Frequently Asked Questions
Does a small accounting firm need co-managed IT or fully managed IT?
It depends on whether someone in the firm already handles day-to-day IT decisions. If you have an office manager who manages software licenses and handles basic tech questions, co-managed IT fills in the security monitoring, backup management, and vendor coordination they cannot handle alone. If there is no internal IT capacity at all, fully managed IT means we handle everything. Most firms with 5 to 25 staff and no dedicated IT person benefit from fully managed IT.
How do professional services firms handle cloud migration safely?

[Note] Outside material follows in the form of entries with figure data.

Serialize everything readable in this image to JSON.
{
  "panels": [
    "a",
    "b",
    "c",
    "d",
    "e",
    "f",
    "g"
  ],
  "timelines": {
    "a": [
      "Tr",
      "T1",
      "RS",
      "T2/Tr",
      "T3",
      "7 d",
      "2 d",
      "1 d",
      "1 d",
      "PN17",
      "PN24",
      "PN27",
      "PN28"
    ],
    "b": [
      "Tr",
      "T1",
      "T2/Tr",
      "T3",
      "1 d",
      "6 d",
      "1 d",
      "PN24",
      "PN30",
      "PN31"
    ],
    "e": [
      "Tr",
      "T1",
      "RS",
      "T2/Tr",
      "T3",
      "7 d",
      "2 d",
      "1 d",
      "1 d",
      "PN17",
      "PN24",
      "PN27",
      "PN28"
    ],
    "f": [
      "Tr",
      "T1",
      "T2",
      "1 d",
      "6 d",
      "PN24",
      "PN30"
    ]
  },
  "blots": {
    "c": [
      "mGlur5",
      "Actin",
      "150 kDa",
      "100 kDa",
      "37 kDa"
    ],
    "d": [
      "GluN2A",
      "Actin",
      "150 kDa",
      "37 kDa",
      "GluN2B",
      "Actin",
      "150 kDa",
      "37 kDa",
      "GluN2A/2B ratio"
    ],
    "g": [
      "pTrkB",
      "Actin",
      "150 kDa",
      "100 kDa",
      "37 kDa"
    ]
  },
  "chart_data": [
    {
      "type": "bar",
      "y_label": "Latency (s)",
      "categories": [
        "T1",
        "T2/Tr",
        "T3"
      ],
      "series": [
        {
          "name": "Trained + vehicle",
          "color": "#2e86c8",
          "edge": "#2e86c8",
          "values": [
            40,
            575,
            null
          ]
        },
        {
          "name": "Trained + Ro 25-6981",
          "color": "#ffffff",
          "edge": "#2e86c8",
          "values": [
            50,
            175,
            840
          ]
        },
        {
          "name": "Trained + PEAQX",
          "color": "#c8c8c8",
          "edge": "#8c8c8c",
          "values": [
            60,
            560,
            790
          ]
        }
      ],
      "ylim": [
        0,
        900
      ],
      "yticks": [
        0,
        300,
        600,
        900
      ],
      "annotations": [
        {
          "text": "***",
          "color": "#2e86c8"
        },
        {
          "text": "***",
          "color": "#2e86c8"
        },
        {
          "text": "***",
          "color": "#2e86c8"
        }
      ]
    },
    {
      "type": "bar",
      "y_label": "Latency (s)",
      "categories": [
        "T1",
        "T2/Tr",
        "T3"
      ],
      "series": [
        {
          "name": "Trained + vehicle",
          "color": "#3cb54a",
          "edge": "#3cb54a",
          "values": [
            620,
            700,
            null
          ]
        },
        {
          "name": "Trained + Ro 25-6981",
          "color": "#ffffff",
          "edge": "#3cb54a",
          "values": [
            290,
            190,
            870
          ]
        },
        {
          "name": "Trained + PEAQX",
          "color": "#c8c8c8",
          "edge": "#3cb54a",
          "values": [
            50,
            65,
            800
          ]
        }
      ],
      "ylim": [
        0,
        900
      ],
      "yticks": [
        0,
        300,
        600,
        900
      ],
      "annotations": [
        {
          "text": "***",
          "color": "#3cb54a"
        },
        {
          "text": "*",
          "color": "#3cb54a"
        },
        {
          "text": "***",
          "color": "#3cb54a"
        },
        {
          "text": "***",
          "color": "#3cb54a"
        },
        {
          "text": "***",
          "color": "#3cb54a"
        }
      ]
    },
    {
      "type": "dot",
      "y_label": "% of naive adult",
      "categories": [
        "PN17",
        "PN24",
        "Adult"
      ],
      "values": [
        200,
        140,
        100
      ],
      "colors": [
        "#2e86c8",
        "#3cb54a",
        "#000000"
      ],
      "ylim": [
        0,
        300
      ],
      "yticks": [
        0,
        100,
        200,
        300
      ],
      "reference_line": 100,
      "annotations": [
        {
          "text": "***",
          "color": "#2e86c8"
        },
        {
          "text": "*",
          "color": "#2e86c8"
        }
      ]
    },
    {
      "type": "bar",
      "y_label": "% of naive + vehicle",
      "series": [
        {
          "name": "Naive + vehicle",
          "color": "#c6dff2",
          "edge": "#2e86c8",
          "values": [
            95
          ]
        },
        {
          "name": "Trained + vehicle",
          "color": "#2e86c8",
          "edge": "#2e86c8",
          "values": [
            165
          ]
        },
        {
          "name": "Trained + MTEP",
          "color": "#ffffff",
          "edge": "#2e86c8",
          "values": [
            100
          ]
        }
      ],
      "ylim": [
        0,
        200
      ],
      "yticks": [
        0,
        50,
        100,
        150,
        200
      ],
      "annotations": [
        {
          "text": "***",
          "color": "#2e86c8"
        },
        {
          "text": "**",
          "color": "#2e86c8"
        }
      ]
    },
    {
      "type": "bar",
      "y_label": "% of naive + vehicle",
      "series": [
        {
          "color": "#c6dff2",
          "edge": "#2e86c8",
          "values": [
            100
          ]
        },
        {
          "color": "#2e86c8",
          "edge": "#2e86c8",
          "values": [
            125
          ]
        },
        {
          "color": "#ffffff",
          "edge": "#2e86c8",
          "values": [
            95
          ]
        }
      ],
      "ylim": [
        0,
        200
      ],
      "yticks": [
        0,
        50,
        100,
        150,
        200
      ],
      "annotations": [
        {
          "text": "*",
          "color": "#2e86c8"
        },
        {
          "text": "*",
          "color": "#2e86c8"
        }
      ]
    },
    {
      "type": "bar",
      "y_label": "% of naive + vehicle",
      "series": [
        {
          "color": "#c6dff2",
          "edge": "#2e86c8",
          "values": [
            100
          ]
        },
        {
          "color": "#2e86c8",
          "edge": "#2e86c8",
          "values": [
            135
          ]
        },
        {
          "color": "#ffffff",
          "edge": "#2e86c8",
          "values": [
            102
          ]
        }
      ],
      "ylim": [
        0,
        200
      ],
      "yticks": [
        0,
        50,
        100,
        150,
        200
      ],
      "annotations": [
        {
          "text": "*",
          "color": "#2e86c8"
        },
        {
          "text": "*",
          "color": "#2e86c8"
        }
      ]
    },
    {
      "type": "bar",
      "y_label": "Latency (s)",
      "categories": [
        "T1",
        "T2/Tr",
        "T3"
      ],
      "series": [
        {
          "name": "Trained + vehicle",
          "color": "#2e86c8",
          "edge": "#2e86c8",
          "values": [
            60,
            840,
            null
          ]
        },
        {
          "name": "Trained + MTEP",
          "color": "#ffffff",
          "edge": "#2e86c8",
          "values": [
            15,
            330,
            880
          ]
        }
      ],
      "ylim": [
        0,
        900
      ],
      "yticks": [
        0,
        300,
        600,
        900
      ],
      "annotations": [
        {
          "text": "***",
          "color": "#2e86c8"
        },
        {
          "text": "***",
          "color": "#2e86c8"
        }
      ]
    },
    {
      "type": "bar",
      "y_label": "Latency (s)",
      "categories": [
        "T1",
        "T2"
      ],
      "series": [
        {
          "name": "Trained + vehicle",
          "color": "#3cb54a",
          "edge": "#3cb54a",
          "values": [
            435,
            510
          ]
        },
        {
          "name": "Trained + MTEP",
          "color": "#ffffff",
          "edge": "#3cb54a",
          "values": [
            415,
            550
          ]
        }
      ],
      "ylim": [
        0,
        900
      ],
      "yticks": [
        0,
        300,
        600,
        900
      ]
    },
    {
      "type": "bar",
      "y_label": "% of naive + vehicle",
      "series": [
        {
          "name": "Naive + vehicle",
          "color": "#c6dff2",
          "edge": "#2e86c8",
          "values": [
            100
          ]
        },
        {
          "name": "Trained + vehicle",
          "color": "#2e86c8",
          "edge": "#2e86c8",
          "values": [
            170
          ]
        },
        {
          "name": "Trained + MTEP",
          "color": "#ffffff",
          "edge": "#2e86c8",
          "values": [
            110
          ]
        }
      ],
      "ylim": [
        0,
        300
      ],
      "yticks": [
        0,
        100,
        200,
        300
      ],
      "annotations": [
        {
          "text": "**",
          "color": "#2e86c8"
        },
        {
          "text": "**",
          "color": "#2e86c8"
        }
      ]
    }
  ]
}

A safe cloud migration identifies what data is moving, who currently has access, and what access controls need to be in place in the cloud environment before migration begins. It also establishes a parallel running period, where the old system and new system operate simultaneously, before decommissioning the old infrastructure. For firms moving to Microsoft 365, proper configuration of SharePoint and OneDrive permissions, conditional access policies, and multi-factor authentication must be done before users start storing client files.
What is a virtual data room and does my firm need one for M&A transactions?
A virtual data room is a secure document repository with granular access controls, audit logging, and document watermarking designed for sensitive transactions like mergers, acquisitions, and financial audits. Services like Datasite, Intralinks, and Box provide purpose-built VDR capabilities. Firms handling occasional transactions sometimes use properly configured SharePoint instead, which can meet the access control requirements if set up correctly. The critical requirements are per-user access logs, the ability to revoke access instantly, and evidence that confidential documents went only to authorized parties.